05-08-2017 08:53 PM - edited 05-08-2017 08:53 PM
I am trying to fit to a nonlinear equation in the form y = (a*b*x)/(b+x) to solve for a and b. Up till now I have been solving for a and b by using the Solver add in in Excel, but would like to do this in LabVIEW to speed up the post processing time. In the attached VI is a constant that is like the data I will be getting from my full program. I have already done my normal post processing to see what a and b should be for this data set. They are listed in the VI as well. Any suggestions would be appreciated.
I would like to do it without using Express VI’s if possible.
Thanks!!!
Solved! Go to Solution.
05-08-2017 10:53 PM - edited 05-08-2017 10:58 PM
As a quick first comment, your X and Y inputs are backwards, I think!
However, swapping them and solving gives
a: 0.00377929
b: 9715.5
which isn't exactly what you wanted!
However, the mean of the y-y_predicted is 0.
Is it a possible second solution?
Edit: I checked the mean fractional error avg((y_predicted - y)/y * 100) and the result is 34%. That doesn't sound great to me, but I don't know...
05-08-2017 11:24 PM
I agree with cbutcher (about X and Y being backwards, and about the "wrong answer" being returned). Curiously, the answer doesn't change if I move the Starting Point, nor if I remove the (0, 0) data entries, suggesting that the algorithm isn't (by default) converging well. I'm currently a little sleep-deprived, so can't do much more tonight ...
Bob Schor
05-09-2017 09:44 AM
Haha. Yes I did have them backwards. However this is still not giving me the correct solution. Would using an optimization function be a better solution?
05-09-2017 11:47 AM
If I was confronted with that type of problem,
I would try to use this: http://zone.ni.com/reference/en-XX/help/371361M-01/gmath/con_nonlin_curve_fit/
instead of : http://zone.ni.com/reference/en-XX/help/371361H-01/gmath/nonlinear_curve_fit/
Moreover, there's this nicely written guide from altenbach about non-linear curve fitting:
http://forums.ni.com/t5/Nonlinear-Fitting/Practical-Nonlinear-Fitting/gpm-p/3511655
05-09-2017 02:16 PM
The results returned from LabVIEW have a lower error than the results returned from Excel. Using the "Goodness of Fit.vi" the SSE from the Excel results is 0.2358401. This agrees with the 'Error' value in the spreadsheet. The SSE from the LabVIEW results is 0.2331595.
05-11-2017 08:48 AM
@DSPGuy wrote:
The results returned from LabVIEW have a lower error than the results returned from Excel. Using the "Goodness of Fit.vi" the SSE from the Excel results is 0.2358401. This agrees with the 'Error' value in the spreadsheet. The SSE from the LabVIEW results is 0.2331595.

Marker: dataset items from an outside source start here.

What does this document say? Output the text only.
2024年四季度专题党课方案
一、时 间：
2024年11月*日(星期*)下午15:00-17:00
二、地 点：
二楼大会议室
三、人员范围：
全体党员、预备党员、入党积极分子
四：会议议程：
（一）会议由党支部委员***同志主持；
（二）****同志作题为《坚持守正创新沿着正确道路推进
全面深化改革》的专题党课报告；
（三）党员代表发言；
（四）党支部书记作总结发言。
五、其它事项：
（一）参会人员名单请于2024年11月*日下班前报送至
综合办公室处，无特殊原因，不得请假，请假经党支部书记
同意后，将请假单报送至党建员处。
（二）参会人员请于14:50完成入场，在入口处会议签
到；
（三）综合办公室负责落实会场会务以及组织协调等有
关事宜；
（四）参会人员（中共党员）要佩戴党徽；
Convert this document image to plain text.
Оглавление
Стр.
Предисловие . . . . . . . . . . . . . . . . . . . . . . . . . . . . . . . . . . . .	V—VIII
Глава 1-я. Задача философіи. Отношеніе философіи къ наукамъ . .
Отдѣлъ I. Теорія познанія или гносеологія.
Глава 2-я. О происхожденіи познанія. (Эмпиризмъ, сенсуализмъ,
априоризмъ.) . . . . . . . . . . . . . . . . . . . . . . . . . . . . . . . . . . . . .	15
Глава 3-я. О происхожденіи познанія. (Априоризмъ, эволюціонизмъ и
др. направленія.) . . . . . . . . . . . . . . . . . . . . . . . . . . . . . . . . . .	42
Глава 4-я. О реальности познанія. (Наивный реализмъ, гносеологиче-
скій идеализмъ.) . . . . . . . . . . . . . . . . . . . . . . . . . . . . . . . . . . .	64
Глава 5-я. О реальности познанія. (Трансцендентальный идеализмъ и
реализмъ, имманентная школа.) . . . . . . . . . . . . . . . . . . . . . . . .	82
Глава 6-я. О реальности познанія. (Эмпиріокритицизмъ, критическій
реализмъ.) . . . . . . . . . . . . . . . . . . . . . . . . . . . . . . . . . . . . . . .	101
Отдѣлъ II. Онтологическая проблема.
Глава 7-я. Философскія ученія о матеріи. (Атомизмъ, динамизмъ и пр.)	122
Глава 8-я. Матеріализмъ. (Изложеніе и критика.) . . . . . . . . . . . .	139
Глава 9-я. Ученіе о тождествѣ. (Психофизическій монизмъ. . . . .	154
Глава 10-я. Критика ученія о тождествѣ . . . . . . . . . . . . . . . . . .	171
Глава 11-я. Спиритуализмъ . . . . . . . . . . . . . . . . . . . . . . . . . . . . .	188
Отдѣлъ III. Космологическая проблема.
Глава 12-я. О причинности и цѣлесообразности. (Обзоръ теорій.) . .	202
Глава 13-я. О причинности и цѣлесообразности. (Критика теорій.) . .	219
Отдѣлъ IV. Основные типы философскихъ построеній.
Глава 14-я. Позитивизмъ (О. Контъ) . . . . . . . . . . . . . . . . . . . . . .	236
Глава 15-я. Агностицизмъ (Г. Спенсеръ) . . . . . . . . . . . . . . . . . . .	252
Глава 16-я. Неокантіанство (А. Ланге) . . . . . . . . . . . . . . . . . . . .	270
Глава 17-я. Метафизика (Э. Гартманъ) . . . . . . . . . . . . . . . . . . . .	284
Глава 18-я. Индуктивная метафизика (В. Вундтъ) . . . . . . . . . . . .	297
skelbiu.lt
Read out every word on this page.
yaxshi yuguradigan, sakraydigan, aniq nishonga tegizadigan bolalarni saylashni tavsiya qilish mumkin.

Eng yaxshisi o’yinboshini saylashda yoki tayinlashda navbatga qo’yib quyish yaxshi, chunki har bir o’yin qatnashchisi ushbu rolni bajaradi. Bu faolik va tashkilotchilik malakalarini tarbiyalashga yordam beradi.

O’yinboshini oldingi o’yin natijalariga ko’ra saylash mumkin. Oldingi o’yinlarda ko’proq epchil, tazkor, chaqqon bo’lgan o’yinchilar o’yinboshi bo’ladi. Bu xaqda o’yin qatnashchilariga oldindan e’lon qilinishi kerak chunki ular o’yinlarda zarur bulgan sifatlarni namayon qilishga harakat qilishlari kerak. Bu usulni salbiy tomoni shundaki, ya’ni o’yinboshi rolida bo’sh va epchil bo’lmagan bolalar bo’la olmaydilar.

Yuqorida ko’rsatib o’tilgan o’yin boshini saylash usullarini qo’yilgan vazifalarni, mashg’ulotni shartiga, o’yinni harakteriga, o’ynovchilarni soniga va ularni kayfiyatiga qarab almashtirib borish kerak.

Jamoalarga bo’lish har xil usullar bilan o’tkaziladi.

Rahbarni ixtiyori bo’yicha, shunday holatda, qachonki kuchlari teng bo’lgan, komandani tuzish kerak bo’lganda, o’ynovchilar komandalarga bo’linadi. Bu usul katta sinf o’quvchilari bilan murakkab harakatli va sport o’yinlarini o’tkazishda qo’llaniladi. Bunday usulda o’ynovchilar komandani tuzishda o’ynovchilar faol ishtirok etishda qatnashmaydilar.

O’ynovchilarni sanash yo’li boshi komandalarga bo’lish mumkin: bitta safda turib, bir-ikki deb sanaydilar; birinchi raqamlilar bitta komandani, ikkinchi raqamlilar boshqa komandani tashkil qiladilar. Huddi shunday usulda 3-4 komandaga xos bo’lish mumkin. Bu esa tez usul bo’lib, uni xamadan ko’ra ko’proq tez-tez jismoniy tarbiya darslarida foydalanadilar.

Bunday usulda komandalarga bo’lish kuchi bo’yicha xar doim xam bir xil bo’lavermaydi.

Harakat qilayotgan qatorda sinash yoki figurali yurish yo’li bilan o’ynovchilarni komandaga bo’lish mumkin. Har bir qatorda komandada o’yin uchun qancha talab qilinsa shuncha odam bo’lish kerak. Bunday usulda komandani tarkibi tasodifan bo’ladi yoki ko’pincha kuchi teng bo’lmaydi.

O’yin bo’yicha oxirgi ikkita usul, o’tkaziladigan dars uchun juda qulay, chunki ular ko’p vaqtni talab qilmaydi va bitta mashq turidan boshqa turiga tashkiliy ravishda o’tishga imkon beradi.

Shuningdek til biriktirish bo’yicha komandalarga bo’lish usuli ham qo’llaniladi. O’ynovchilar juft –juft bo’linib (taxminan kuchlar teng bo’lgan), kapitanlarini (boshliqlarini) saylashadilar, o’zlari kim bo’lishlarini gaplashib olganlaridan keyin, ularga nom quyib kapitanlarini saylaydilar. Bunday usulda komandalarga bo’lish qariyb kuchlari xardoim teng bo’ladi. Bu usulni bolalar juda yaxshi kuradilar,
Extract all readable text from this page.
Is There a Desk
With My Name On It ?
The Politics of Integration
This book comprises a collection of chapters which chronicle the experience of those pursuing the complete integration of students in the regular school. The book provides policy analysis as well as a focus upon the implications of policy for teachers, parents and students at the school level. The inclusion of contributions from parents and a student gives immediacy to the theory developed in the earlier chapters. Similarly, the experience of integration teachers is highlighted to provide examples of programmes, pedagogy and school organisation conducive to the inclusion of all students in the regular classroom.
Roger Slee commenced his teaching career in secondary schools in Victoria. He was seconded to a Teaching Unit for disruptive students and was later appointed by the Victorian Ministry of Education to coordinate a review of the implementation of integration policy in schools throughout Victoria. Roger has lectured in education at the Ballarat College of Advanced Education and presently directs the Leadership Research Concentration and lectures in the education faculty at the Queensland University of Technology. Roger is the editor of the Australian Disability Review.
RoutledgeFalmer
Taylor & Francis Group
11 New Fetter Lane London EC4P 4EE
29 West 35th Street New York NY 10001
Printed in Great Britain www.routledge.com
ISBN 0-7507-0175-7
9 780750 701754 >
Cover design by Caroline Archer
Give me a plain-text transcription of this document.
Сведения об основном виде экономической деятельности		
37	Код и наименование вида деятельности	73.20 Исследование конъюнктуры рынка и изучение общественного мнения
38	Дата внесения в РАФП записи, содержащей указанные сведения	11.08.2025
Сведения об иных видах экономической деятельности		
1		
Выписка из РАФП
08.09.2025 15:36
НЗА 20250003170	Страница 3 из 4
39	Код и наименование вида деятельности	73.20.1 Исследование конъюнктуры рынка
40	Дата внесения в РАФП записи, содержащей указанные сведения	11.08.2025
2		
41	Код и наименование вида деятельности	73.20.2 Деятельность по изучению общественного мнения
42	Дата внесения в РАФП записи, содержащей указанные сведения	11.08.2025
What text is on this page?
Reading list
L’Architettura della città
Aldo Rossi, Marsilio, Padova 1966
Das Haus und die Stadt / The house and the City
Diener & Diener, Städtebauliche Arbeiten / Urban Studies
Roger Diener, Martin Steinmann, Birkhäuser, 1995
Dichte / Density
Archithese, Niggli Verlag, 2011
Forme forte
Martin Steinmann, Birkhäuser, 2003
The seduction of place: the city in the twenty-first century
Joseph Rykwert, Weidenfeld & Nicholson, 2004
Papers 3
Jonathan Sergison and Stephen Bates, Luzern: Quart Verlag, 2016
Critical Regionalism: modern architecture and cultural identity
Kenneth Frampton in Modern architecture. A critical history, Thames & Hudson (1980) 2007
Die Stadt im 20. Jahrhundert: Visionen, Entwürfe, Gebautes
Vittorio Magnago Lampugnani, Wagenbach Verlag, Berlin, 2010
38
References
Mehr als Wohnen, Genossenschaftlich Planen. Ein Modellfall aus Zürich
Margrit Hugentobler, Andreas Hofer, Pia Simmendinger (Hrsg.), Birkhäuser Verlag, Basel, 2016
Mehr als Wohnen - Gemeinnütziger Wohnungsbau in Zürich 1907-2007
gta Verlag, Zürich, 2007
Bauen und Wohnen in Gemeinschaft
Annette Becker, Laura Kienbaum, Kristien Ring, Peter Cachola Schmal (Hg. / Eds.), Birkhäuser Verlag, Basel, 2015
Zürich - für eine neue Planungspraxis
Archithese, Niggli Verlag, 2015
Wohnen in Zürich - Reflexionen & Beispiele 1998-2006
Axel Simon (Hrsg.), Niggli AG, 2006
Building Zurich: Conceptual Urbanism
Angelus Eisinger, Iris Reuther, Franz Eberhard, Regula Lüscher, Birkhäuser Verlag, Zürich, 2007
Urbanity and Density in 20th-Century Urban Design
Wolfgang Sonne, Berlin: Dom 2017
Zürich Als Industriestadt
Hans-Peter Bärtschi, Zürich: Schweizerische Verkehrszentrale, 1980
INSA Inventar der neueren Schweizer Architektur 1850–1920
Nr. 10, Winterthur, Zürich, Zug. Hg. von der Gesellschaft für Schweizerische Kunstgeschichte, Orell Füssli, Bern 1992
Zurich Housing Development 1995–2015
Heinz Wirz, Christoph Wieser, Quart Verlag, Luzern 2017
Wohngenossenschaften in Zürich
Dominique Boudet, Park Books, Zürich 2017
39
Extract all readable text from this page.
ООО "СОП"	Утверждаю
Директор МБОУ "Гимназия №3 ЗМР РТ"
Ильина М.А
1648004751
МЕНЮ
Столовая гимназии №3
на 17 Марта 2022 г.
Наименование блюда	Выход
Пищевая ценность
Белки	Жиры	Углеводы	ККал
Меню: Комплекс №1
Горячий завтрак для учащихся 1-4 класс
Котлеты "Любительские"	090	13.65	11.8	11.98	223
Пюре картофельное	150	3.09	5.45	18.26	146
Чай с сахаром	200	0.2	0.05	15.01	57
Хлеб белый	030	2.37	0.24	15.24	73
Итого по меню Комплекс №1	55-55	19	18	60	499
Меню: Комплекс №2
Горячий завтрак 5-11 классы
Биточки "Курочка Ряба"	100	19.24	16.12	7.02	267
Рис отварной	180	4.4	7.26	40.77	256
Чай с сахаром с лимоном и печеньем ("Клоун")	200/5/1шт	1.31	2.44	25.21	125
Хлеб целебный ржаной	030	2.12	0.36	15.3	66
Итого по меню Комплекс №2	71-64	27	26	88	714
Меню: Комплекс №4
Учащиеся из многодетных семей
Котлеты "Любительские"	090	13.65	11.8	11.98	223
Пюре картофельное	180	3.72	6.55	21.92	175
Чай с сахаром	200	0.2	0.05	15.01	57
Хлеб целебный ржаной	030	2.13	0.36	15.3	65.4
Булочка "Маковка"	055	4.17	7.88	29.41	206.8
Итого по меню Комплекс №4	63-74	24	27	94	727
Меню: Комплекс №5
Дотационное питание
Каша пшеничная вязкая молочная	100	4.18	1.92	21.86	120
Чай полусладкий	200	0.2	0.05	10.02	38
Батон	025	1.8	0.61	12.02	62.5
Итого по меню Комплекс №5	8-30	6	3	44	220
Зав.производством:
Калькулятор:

Moreover, EXCEL has a rounding issue occurring at about 1E-9, which doesn't affect you, if you stay in the EXCEL world e.g.
copy coefficients from EXCEL 2003 to EXCEL 2016.
But it will heavily affect you e.g. if you calculate regression coefficients in EXCEL and than want to use those in LabView
Also, if you use EXCEL to calculate regression tasks, EXCEL 2003,2007 results may differ from EXCEL 2013, 2016
05-11-2017 08:43 PM
I used the last link that alexderjuengere suggested to get me to a point that I am happy with. Using the "Goodness Fit.VI" I feel pretty confident in my answer. Thanks for all the suggestions and help!